- Chapitre 1 -

173 15 5
                                    


Mai 2022

L'une des cafétérias du campus se tenait au bout d'une allée bordée d'arbres. C'est ici que je devais rejoindre Andrew. Nous étions nombreux à nous accorder une pause dans nos trépidantes journées de cours. Nous avalions quelque chose en vitesse avant de nous plonger à nouveau dans les révisions. Chacun de nous avait l'espoir d'acquérir les connaissances nécessaires à l'obtention du diplôme.

Le diplôme.

Nous y pensions tous, et développions une multitude de stratagèmes pour parvenir au bout de ces années qu'on décrivait comme exceptionnelles. Je me souviens que ma mère m'avait souvent narré que ses années universitaires avaient été les plus exceptionnelles de sa vie. Mon père n'avait pas démenti, la soutenant dans sa démarche à me vendre du rêve.

Alors comme beaucoup de lycéens américains, après l'obtention de mon diplôme, je m'étais dirigé vers la faculté. Elle était aussi vaste qu'elle me rendait perplexe. Je ne parvenais pas à me projeter dans vingt ans, ou à ce moment-là, pas suffisamment pour m'imaginer dans un cursus plus qu'un autre. Je connaissais mes goûts par cœur. Rapidement, j'avais donc mis de côté les options sportives qui ne me convenaient pas, ainsi que les sciences beaucoup trop complexes pour mon esprit soigné et littéraire.

Non, moi, ce qui me fascinait, c'étaient les livres.

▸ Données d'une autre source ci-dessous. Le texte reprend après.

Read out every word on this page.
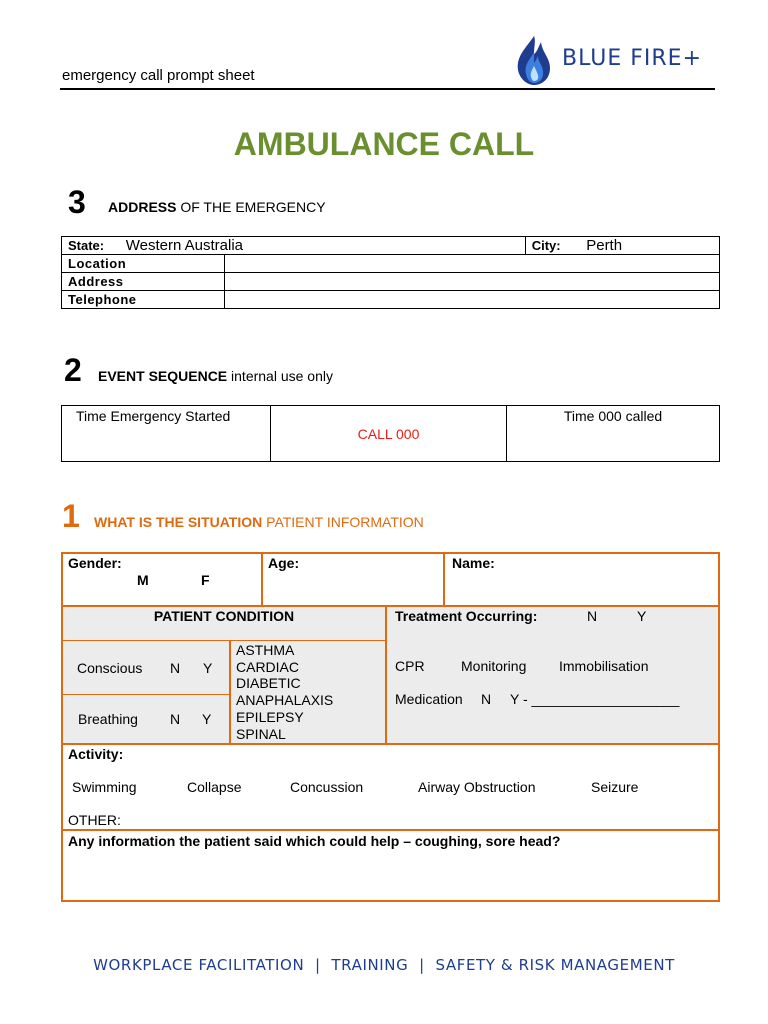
emergency call prompt sheet
BLUE FIRE+
AMBULANCE CALL
3 ADDRESS OF THE EMERGENCY
State: Western Australia		City: Perth
Location		
Address		
Telephone		
2 EVENT SEQUENCE internal use only
Time Emergency Started	CALL 000	Time 000 called
1 WHAT IS THE SITUATION PATIENT INFORMATION
Gender:
M	F
Age:	Name:
PATIENT CONDITION
Conscious N Y
Breathing N Y
ASTHMA
CARDIAC
DIABETIC
ANAPHALAXIS
EPILEPSY
SPINAL
Treatment Occurring:	N	Y
CPR	Monitoring Immobilisation
Medication N Y - ___________________
Activity:
Swimming	Collapse	Concussion	Airway Obstruction	Seizure
OTHER:
Any information the patient said which could help – coughing, sore head?
WORKPLACE FACILITATION  |  TRAINING  |  SAFETY & RISK MANAGEMENT
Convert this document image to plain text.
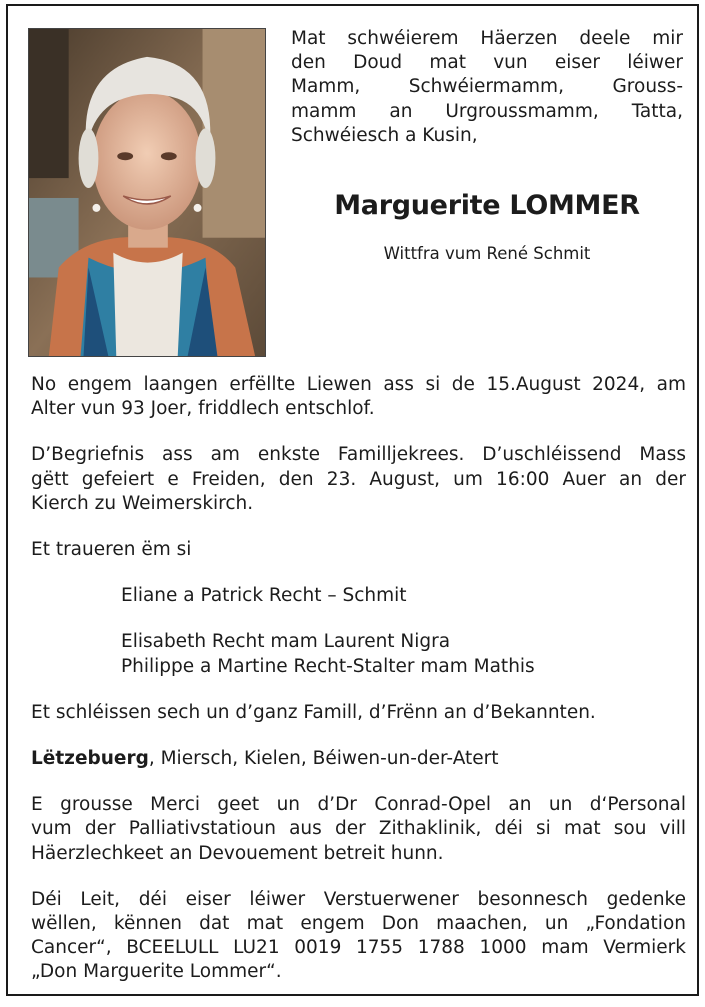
Mat schwéierem Häerzen deele mir
den Doud mat vun eiser léiwer
Mamm, Schwéiermamm, Grouss-
mamm an Urgroussmamm, Tatta,
Schwéiesch a Kusin,
Marguerite LOMMER
Wittfra vum René Schmit
No engem laangen erfëllte Liewen ass si de 15.August 2024, am
Alter vun 93 Joer, friddlech entschlof.
D’Begriefnis ass am enkste Familljekrees. D’uschléissend Mass
gëtt gefeiert e Freiden, den 23. August, um 16:00 Auer an der
Kierch zu Weimerskirch.
Et traueren ëm si
Eliane a Patrick Recht – Schmit
Elisabeth Recht mam Laurent Nigra
Philippe a Martine Recht-Stalter mam Mathis
Et schléissen sech un d’ganz Famill, d’Frënn an d’Bekannten.
Lëtzebuerg, Miersch, Kielen, Béiwen-un-der-Atert
E grousse Merci geet un d’Dr Conrad-Opel an un d‘Personal
vum der Palliativstatioun aus der Zithaklinik, déi si mat sou vill
Häerzlechkeet an Devouement betreit hunn.
Déi Leit, déi eiser léiwer Verstuerwener besonnesch gedenke
wëllen, kënnen dat mat engem Don maachen, un „Fondation
Cancer“, BCEELULL LU21 0019 1755 1788 1000 mam Vermierk
„Don Marguerite Lommer“.
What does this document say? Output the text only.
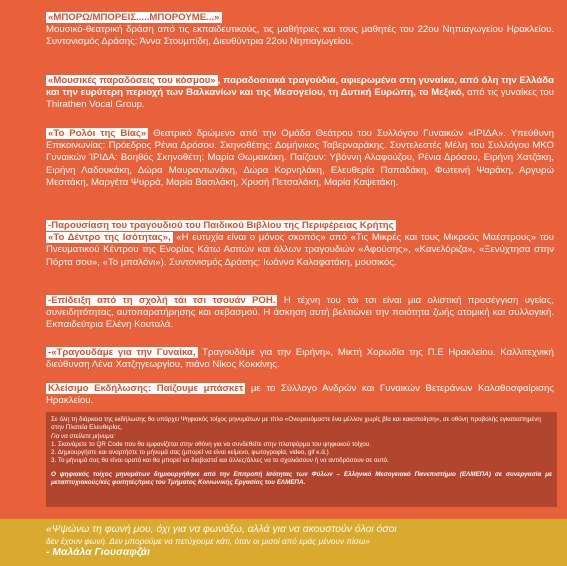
«ΜΠΟΡΩ/ΜΠΟΡΕΙΣ.....ΜΠΟΡΟΥΜΕ...»
Μουσικό-θεατρική δράση από τις εκπαιδευτικούς, τις μαθήτριες και τους μαθητές του 22ου Νηπιαγωγείου Ηρακλείου. Συντονισμός Δράσης: Άννα Στουμπίδη, Διευθύντρια 22ου Νηπιαγωγείου.
«Μουσικές παραδόσεις του κόσμου» , παραδοσιακά τραγούδια, αφιερωμένα στη γυναίκα, από όλη την Ελλάδα και την ευρύτερη περιοχή των Βαλκανίων και της Μεσογείου, τη Δυτική Ευρώπη, το Μεξικό, από τις γυναίκες του Thirathen Vocal Group.
«Το Ρολόι της Βίας» Θεατρικό δρώμενο από την Ομάδα Θεάτρου του Συλλόγου Γυναικών «ΙΡΙΔΑ». Υπεύθυνη Επικοινωνίας: Πρόεδρος Ρένια Δρόσου. Σκηνοθέτης: Δομήνικος Ταβερναράκης. Συντελεστές Μέλη του Συλλόγου ΜΚΟ Γυναικών ΊΡΙΔΑ: Βοηθός Σκηνοθέτη: Μαρία Θωμακάκη. Παίζουν: Υβόννη Αλαφούζου, Ρένια Δρόσου, Ειρήνη Χατζάκη, Ειρήνη Λαδουκάκη, Δώρα Μαυραντωνάκη, Δώρα Κορνηλάκη, Ελευθερία Παπαδάκη, Φωτεινή Ψαράκη, Αργυρώ Μεσιτάκη, Μαργέτα Ψυρρά, Μαρία Βασιλάκη, Χρυσή Πετσαλάκη, Μαρία Καψετάκη.
-Παρουσίαση του τραγουδιού του Παιδικού Βιβλίου της Περιφέρειας Κρήτης
«Το Δέντρο της Ισότητας», «Η ευτυχία είναι ο μόνος σκοπός» από «Τις Μικρές και τους Μικρούς Μαέστρους» του Πνευματικού Κέντρου της Ενορίας Κάτω Ασιτών και άλλων τραγουδιών «Αφούσης», «Κανελόριζα», «Ξενύχτησα στην Πόρτα σου», «Το μπαλόνι»). Συντονισμός Δράσης: Ιωάννα Καλαφατάκη, μουσικός.
-Επίδειξη από τη σχολή τάι τσι τσουάν ΡΟΗ. Η τέχνη του τάι τσι είναι μια ολιστική προσέγγιση υγείας, συνειδητότητας, αυτοπαρατήρησης και σεβασμού. Η άσκηση αυτή βελτιώνει την ποιότητα ζωής ατομική και συλλογική. Εκπαιδεύτρια Ελένη Κουταλά.
-«Τραγουδάμε για την Γυναίκα, Τραγουδάμε για την Ειρήνη», Μικτή Χορωδία της Π.Ε Ηρακλείου. Καλλιτεχνική διεύθυνση Λένα Χατζηγεωργίου, πιάνο Νίκος Κοκκίνης.
Κλείσιμο Εκδήλωσης: Παίζουμε μπάσκετ με το Σύλλογο Ανδρών και Γυναικών Βετεράνων Καλαθοσφαίρισης Ηρακλείου.

Σε όλη τη διάρκεια της εκδήλωσης θα υπάρχει Ψηφιακός τοίχος μηνυμάτων με τίτλο «Ονειρευόμαστε ένα μέλλον χωρίς βία και κακοποίηση», σε οθόνη προβολής εγκατεστημένη στην Πλατεία Ελευθερίας.

Για να στείλετε μήνυμα:

1. Σκανάρετε το QR Code που θα εμφανίζεται στην οθόνη για να συνδεθείτε στην πλατφόρμα του ψηφιακού τοίχου.

2. Δημιουργήστε και αναρτήστε το μήνυμά σας (μπορεί να είναι κείμενο, φωτογραφία, video, gif κ.ά.)

3. Το μήνυμά σας θα είναι ορατό και θα μπορεί να διαβαστεί και άλλες/άλλες να το σχολιάσουν ή να αντιδράσουν σε αυτό.

Ο ψηφιακός τοίχος μηνυμάτων δημιουργήθηκε από την Επιτροπή Ισότητας των Φύλων – Ελληνικό Μεσογειακό Πανεπιστήμιο (ΕΛΜΕΠΑ) σε συνεργασία με μεταπτυχιακούς/κές φοιτητές/τριες του Τμήματος Κοινωνικής Εργασίας του ΕΛΜΕΠΑ.

«Ψψώνω τη φωνή μου, όχι για να φωνάξω, αλλά για να ακουστούν όλοι όσοι
δεν έχουν φωνή. Δεν μπορούμε να πετύχουμε κάτι, όταν οι μισοί από εμάς μένουν πίσω»
- Μαλάλα Γιουσαφζάι
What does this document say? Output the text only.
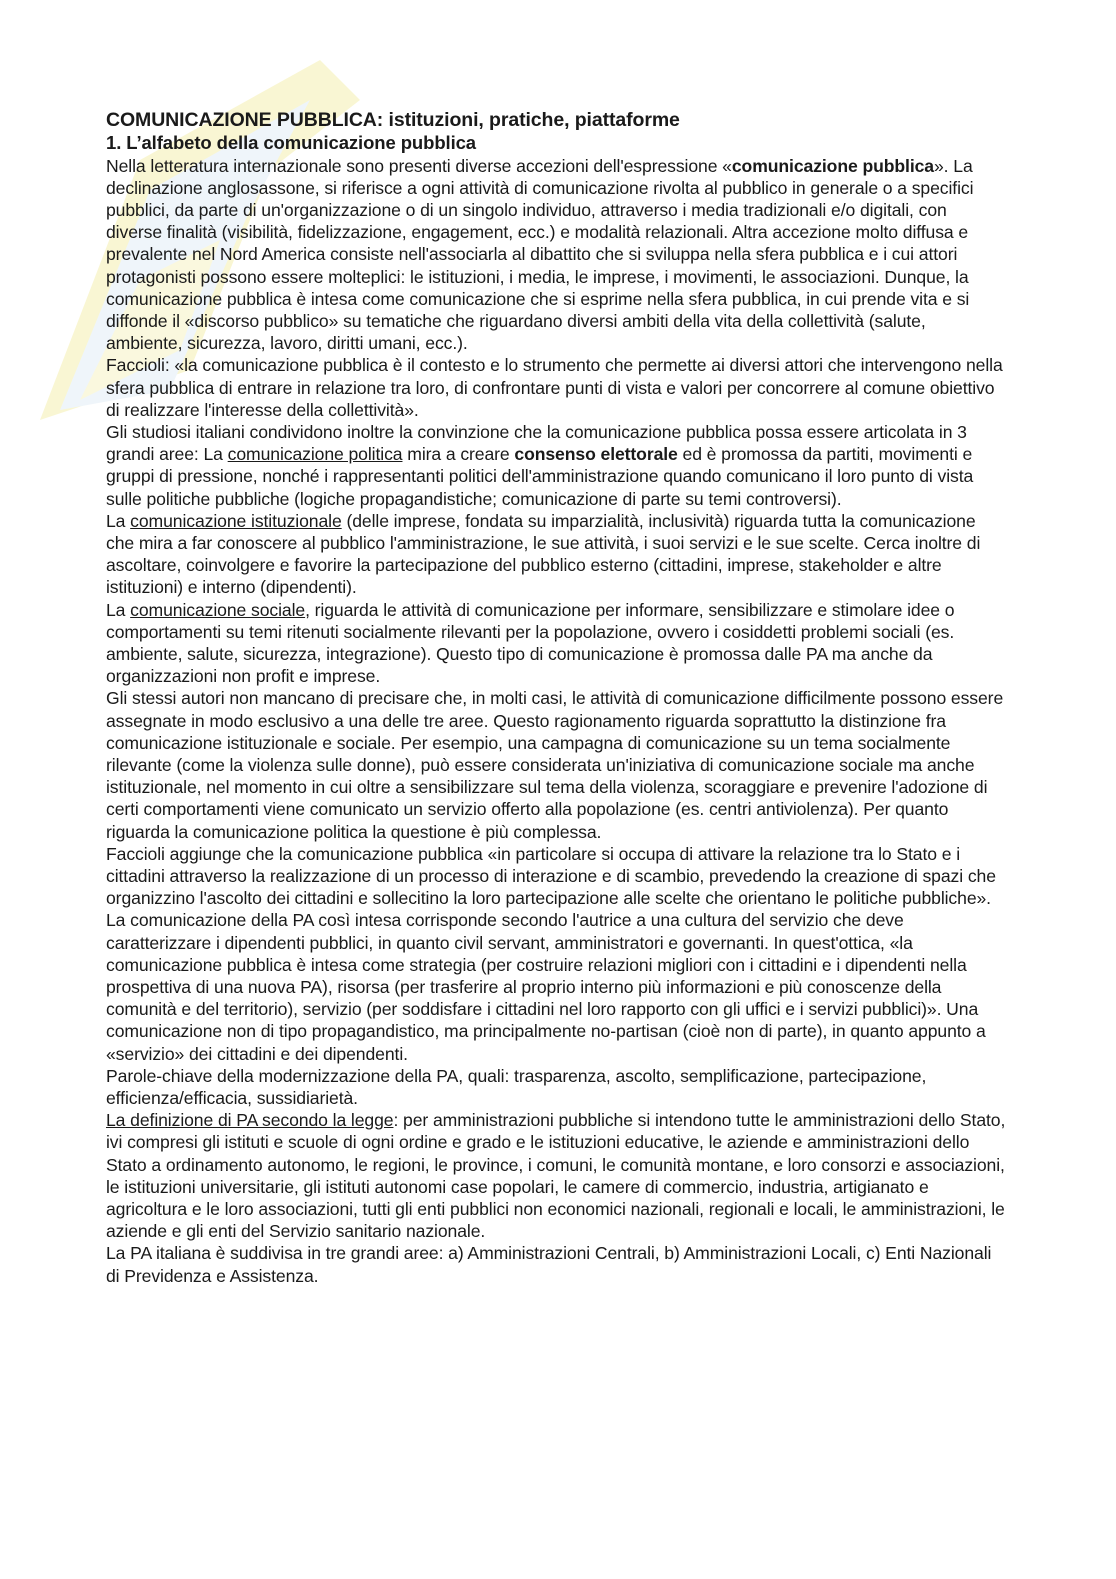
COMUNICAZIONE PUBBLICA: istituzioni, pratiche, piattaforme

1. L’alfabeto della comunicazione pubblica

Nella letteratura internazionale sono presenti diverse accezioni dell'espressione «comunicazione pubblica». La declinazione anglosassone, si riferisce a ogni attività di comunicazione rivolta al pubblico in generale o a specifici pubblici, da parte di un'organizzazione o di un singolo individuo, attraverso i media tradizionali e/o digitali, con diverse finalità (visibilità, fidelizzazione, engagement, ecc.) e modalità relazionali. Altra accezione molto diffusa e prevalente nel Nord America consiste nell'associarla al dibattito che si sviluppa nella sfera pubblica e i cui attori protagonisti possono essere molteplici: le istituzioni, i media, le imprese, i movimenti, le associazioni. Dunque, la comunicazione pubblica è intesa come comunicazione che si esprime nella sfera pubblica, in cui prende vita e si diffonde il «discorso pubblico» su tematiche che riguardano diversi ambiti della vita della collettività (salute, ambiente, sicurezza, lavoro, diritti umani, ecc.).

Faccioli: «la comunicazione pubblica è il contesto e lo strumento che permette ai diversi attori che intervengono nella sfera pubblica di entrare in relazione tra loro, di confrontare punti di vista e valori per concorrere al comune obiettivo di realizzare l'interesse della collettività».

Gli studiosi italiani condividono inoltre la convinzione che la comunicazione pubblica possa essere articolata in 3 grandi aree: La comunicazione politica mira a creare consenso elettorale ed è promossa da partiti, movimenti e gruppi di pressione, nonché i rappresentanti politici dell'amministrazione quando comunicano il loro punto di vista sulle politiche pubbliche (logiche propagandistiche; comunicazione di parte su temi controversi).

La comunicazione istituzionale (delle imprese, fondata su imparzialità, inclusività) riguarda tutta la comunicazione che mira a far conoscere al pubblico l'amministrazione, le sue attività, i suoi servizi e le sue scelte. Cerca inoltre di ascoltare, coinvolgere e favorire la partecipazione del pubblico esterno (cittadini, imprese, stakeholder e altre istituzioni) e interno (dipendenti).

La comunicazione sociale, riguarda le attività di comunicazione per informare, sensibilizzare e stimolare idee o comportamenti su temi ritenuti socialmente rilevanti per la popolazione, ovvero i cosiddetti problemi sociali (es. ambiente, salute, sicurezza, integrazione). Questo tipo di comunicazione è promossa dalle PA ma anche da organizzazioni non profit e imprese.

Gli stessi autori non mancano di precisare che, in molti casi, le attività di comunicazione difficilmente possono essere assegnate in modo esclusivo a una delle tre aree. Questo ragionamento riguarda soprattutto la distinzione fra comunicazione istituzionale e sociale. Per esempio, una campagna di comunicazione su un tema socialmente rilevante (come la violenza sulle donne), può essere considerata un'iniziativa di comunicazione sociale ma anche istituzionale, nel momento in cui oltre a sensibilizzare sul tema della violenza, scoraggiare e prevenire l'adozione di certi comportamenti viene comunicato un servizio offerto alla popolazione (es. centri antiviolenza). Per quanto riguarda la comunicazione politica la questione è più complessa.

Faccioli aggiunge che la comunicazione pubblica «in particolare si occupa di attivare la relazione tra lo Stato e i cittadini attraverso la realizzazione di un processo di interazione e di scambio, prevedendo la creazione di spazi che organizzino l'ascolto dei cittadini e sollecitino la loro partecipazione alle scelte che orientano le politiche pubbliche». La comunicazione della PA così intesa corrisponde secondo l'autrice a una cultura del servizio che deve caratterizzare i dipendenti pubblici, in quanto civil servant, amministratori e governanti. In quest'ottica, «la comunicazione pubblica è intesa come strategia (per costruire relazioni migliori con i cittadini e i dipendenti nella prospettiva di una nuova PA), risorsa (per trasferire al proprio interno più informazioni e più conoscenze della comunità e del territorio), servizio (per soddisfare i cittadini nel loro rapporto con gli uffici e i servizi pubblici)». Una comunicazione non di tipo propagandistico, ma principalmente no-partisan (cioè non di parte), in quanto appunto a «servizio» dei cittadini e dei dipendenti.

Parole-chiave della modernizzazione della PA, quali: trasparenza, ascolto, semplificazione, partecipazione, efficienza/efficacia, sussidiarietà.

La definizione di PA secondo la legge: per amministrazioni pubbliche si intendono tutte le amministrazioni dello Stato, ivi compresi gli istituti e scuole di ogni ordine e grado e le istituzioni educative, le aziende e amministrazioni dello Stato a ordinamento autonomo, le regioni, le province, i comuni, le comunità montane, e loro consorzi e associazioni, le istituzioni universitarie, gli istituti autonomi case popolari, le camere di commercio, industria, artigianato e agricoltura e le loro associazioni, tutti gli enti pubblici non economici nazionali, regionali e locali, le amministrazioni, le aziende e gli enti del Servizio sanitario nazionale.

La PA italiana è suddivisa in tre grandi aree: a) Amministrazioni Centrali, b) Amministrazioni Locali, c) Enti Nazionali di Previdenza e Assistenza.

Depuis mon plus jeune âge, j'étais un féru de lecture, et à l'adolescence, alors que mes camarades gardaient le nez collé à leur console, je dévorais parfois plus de dix romans en un mois. Je lisais partout où c'était possible. Durant le dîner, ce qui avait rapidement agacé mes parents qui n'étaient pourtant jamais parvenus m'ôter cette habitude. Je mangeais et je lisais, si bien que j'en oubliais facilement l'heure, plongé dans mon activité favorite et j'en devenais étourdi. Je lisais dans le bus, le métro, ou encore en marchant.

Je lisais aussi en cours, et j'avais développé cette faculté à lire en même temps que je notais les cours et écoutais mon professeur. Je lisais le soir à défaut de regarder la télévision et me couchais parfois extrêmement tard si l'histoire me captivait.

Naturellement, j'avais sélectionné la filière lettres classiques option Latin et Grec ancien. Étudier ce pour quoi je vivais du matin au soir me semblait le meilleur choix, même si je n'avais aucune idée de quel métier exercer dans l'avenir.

Le principal problème de cette passion dévorante, c'était l'isolement. Alors que les jeunes de mon âge sortaient en boîte, à des fêtes, se réunissaient pour manger ensemble, visionner un match de foot, ou encore jouer à la console ou discuter en partageant des bières, mes soirées, je les passais avec un public différent : Franz Kafka, Emile Zola, Agatha Christie, Jules Vernes, Emilie Dickinson, Gustave Flaubert... C'étaient eux, mes alliés. Dans la vie réelle, je n'en avais qu'un. Il survivait à mon caractère renfermé, à ma timidité, à mon imagination débordante et à mon mutisme. Je parlais peu et j'intériorisais beaucoup. Je donnais rarement de nouvelle, je ne m'intéressais pas aux autres et surtout, je ne répondais jamais au téléphone. Pourtant, ce seul et exceptionnel ami ne m'avait jamais quitté.

Andrew était resté près de moi toutes ces années, et depuis mes 7 ans, il partageait mon quotidien. De deux ans mon aîné, il m'avait accueilli pour mon entrée à l'école élémentaire, mais lorsque j'avais intégré Columbia, je m'étais senti abandonné et isolé sans lui. Andy, quant à lui, pratiquait la danse contemporaine au sein de la prestigieuse Juilliard School de Manhattan.

Andy était diablement doué et passionné, mais il cumulait également son emploi dans la pâtisserie familiale, et je savais qu'un jour, sa décision briserait une partie de ses rêves d'enfant.